Le chef des frontières affirme que les gouverneurs du GOP aggravent la crise en « mentant » aux migrants.

EL PASO, Texas – Le haut responsable des frontières du pays a accusé les gouverneurs républicains d’attirer davantage de migrants aux États-Unis en leur promettant des trajets en bus gratuits vers le nord vers des endroits comme New York, Washington, DC et Martha’s Vineyard, Massachusetts.

Le commissaire aux douanes et à la protection des frontières, Chris Magnus, a déclaré dans une interview que les gouverneurs du Texas, de l’Arizona et de la Floride, dans certains cas, “mentent” aux migrants sur les opportunités qu’ils pourraient trouver dans ces villes et que cela “attire” les autres à venir aux États-Unis.

Le secrétaire à la Sécurité intérieure, Alejandro Mayorkas, a également critiqué les gouverneurs républicains pour avoir envoyé des migrants dans d’autres villes dans une interview avec José Díaz-Balart sur MSNBC.

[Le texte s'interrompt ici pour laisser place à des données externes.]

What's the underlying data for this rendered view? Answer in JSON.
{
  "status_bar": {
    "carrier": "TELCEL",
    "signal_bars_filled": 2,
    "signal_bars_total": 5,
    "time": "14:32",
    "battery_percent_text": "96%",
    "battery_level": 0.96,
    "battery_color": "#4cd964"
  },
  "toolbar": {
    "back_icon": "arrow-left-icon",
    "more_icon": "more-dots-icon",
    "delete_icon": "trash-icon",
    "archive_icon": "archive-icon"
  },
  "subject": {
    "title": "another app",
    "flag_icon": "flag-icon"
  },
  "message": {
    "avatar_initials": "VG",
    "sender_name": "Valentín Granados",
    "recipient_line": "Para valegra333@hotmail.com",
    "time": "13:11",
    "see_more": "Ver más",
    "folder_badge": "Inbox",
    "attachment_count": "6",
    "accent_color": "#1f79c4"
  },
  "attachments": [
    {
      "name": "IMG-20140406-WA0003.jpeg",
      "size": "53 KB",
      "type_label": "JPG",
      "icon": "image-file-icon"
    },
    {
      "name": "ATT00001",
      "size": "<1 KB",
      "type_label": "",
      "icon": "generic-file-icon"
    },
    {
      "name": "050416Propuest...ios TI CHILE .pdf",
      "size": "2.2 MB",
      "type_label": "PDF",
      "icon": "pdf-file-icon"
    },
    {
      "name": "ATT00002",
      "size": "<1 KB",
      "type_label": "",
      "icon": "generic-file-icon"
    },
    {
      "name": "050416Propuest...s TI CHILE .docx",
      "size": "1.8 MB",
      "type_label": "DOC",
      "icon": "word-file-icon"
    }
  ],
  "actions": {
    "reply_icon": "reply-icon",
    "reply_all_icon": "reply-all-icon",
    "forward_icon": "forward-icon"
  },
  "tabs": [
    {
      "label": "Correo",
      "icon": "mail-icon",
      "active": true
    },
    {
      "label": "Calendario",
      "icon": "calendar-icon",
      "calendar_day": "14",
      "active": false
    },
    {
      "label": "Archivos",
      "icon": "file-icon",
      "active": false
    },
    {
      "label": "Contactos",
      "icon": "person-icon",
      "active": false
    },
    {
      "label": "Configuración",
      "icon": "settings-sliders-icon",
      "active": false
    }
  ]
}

Les migrants font la queue après leur arrivée en bus à El Paso, au Texas, mardi.
Les migrants font la queue après leur arrivée en bus à El Paso, au Texas, mardi.Nouvelles de la BNC

« Lorsqu’un gouverneur agit unilatéralement et refuse de se coordonner avec d’autres responsables gouvernementaux, des problèmes surgissent. Et puis nous nous plaignons des cascades politiques lorsque nous traitons de la vie de personnes vulnérables », a déclaré Mayorkas.

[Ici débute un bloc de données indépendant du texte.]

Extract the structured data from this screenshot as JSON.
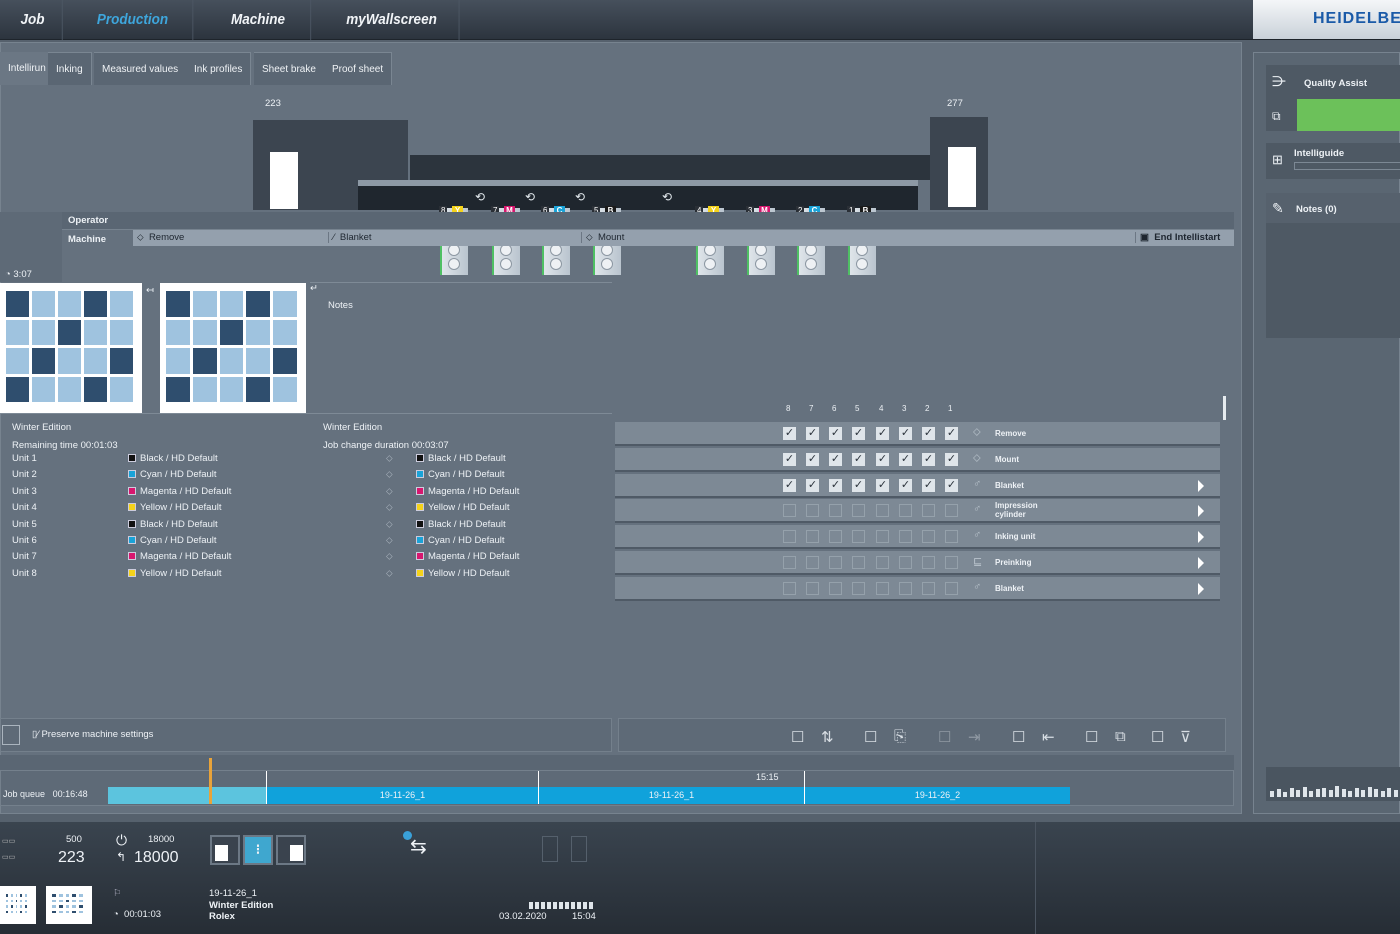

Magnus et Mayorkas parlaient d’El Paso, où la police des frontières a renvoyé près de 1 300 migrants dans la rue du 7 au 15 septembre parce que les abris étaient trop pleins pour les accueillir. Depuis le 23 août, le maire démocrate de la ville a transporté plus de 3 400 migrants vers des villes comme Chicago et New York.

Magnus a déclaré que malgré les libérations et les bus de migrants vers les villes du nord, la police des frontières gère l’afflux.

“Les gens à travers le pays devraient savoir qu’il n’y a pas de chaos ici”, a déclaré Magnus. « Les personnes qui nous sont confiées ici sont ensuite traitées et nombre d’entre elles demandent l’asile. Donc, si certains d’entre eux sont libérés dans le pays, ils le font légalement, ils ont toujours un rendez-vous pour se présenter à une audience d’asile.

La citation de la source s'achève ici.